MumbaiThe government has asked state-owned oil marketing companies to increase prices of subsidised kerosene by 25 paise every fortnight, according to a report in The Economic Times. At present, subsidised kerosene is distributed through vast network of fair price shops known as Public Distribution System.
The Oil Ministry that controls country’s top public oil marketing companies had issued similar order for kerosene last year. The fresh ruling on subsidy for kerosene comes just days after oil ministry announced it will phase out subsidy for cooking gas. By March next year, government expects to roll back cooking gas subsidy completely.
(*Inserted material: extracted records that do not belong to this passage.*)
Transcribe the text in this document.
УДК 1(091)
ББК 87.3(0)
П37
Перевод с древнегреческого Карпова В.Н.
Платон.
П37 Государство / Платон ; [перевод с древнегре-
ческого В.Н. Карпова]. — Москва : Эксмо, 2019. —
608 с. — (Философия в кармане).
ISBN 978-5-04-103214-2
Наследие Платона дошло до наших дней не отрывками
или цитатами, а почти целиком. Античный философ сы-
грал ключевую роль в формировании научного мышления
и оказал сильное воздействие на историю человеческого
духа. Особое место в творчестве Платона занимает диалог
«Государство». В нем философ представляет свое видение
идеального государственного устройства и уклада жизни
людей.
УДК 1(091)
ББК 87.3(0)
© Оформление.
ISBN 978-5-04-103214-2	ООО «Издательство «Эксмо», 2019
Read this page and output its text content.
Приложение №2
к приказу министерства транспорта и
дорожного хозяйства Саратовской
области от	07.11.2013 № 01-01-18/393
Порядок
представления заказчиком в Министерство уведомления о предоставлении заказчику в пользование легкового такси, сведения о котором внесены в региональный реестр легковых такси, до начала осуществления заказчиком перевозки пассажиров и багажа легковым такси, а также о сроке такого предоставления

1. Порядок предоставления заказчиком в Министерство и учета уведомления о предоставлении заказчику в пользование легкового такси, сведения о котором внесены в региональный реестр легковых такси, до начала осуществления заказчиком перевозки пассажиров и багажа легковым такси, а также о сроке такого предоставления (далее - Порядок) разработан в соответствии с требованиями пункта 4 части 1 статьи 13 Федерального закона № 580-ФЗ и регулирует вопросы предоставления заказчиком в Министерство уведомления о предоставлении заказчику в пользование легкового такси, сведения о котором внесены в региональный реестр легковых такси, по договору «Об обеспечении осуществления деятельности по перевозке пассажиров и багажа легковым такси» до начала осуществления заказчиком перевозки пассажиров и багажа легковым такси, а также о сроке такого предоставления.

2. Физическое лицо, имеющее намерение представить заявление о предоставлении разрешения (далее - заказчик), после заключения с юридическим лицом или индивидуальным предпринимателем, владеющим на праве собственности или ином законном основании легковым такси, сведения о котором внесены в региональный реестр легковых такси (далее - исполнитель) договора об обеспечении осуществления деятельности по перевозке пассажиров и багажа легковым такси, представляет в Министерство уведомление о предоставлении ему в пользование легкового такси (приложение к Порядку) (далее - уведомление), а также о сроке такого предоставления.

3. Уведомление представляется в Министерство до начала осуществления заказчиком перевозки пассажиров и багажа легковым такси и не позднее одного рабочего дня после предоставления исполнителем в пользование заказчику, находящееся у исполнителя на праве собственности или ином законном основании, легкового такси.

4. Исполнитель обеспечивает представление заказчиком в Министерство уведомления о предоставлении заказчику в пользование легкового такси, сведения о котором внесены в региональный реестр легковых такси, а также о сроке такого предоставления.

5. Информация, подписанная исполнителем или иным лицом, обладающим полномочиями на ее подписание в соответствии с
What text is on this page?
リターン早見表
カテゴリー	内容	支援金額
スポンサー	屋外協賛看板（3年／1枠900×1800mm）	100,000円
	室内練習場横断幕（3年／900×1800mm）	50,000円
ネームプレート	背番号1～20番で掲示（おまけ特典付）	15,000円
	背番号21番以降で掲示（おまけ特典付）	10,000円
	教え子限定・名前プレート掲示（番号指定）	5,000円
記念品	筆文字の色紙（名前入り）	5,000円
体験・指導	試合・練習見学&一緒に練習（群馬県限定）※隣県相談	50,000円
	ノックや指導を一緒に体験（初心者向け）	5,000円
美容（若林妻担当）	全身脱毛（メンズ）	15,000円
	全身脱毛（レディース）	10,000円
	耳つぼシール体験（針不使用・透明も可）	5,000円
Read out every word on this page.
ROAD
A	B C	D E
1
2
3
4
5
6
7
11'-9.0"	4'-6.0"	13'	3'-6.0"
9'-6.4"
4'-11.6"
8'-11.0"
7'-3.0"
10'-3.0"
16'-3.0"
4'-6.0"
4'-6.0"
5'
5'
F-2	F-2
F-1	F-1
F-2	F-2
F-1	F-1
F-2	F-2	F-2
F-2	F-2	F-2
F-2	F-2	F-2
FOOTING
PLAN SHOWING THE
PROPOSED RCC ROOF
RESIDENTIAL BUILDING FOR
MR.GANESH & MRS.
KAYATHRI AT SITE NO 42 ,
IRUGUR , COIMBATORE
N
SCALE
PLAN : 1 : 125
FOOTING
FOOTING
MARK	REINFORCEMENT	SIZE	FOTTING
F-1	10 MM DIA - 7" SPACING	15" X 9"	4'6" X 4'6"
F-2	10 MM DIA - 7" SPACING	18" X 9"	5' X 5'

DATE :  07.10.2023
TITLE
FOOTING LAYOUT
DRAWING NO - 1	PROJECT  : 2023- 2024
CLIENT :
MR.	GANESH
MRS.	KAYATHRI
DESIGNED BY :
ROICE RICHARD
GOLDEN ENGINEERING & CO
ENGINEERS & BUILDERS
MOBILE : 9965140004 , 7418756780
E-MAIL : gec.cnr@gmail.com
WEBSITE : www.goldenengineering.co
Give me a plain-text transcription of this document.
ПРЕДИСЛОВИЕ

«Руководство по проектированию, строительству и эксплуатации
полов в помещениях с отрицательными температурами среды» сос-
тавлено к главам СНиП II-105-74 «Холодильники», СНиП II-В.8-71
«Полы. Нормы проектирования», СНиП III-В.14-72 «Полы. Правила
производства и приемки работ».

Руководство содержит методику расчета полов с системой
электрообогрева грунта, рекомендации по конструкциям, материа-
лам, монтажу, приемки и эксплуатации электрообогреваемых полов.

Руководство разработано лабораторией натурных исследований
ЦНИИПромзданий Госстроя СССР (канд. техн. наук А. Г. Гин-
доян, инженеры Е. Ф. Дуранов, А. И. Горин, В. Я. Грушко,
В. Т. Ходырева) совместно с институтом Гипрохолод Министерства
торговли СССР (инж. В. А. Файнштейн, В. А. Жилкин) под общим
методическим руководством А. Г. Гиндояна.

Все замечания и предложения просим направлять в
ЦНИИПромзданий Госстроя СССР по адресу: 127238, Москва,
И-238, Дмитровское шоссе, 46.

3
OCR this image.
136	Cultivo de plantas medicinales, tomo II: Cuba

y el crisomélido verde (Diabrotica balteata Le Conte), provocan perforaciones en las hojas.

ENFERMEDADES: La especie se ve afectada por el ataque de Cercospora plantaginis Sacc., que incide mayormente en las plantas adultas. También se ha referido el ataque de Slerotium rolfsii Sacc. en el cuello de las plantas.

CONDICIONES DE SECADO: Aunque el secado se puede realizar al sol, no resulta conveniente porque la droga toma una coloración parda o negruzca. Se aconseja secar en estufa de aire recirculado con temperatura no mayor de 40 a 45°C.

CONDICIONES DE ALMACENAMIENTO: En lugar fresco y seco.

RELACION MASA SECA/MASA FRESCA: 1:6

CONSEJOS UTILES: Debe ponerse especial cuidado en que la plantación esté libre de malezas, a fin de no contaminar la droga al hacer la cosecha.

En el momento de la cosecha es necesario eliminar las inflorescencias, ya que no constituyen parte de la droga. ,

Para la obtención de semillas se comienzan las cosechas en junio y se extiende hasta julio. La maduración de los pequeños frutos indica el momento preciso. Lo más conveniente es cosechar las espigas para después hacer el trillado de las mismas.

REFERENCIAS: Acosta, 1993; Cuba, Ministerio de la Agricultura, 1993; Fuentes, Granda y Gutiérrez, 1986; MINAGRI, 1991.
“The fuel is still heavily subsidised but demand for kerosene is falling sharply because villages are being rapidly electrified and the government has supplied cooking gas connections to crores of poor people in the past three years,” ET report said.
The plans to scrap LPG and kerosene subsidy form part of government’s series of “market oriented reforms” that according to the ET report have galvanised India’s petroleum sector.
In recent years, the demand for kerosene as fuel has gone on a downward trajectory mainly on account of government’s rural electrification initiatives. Supply of cooking gas connections to rural rural households has also impacted demand for kerosene.
Officials said oil minister Dharmendra Pradhan is keen to ensure that market pricing of fuels does not hurt the interests of the poorest sections of society, the report added. A relatively costlier kerosene will force consumers to switch to much cleaner cooking gas.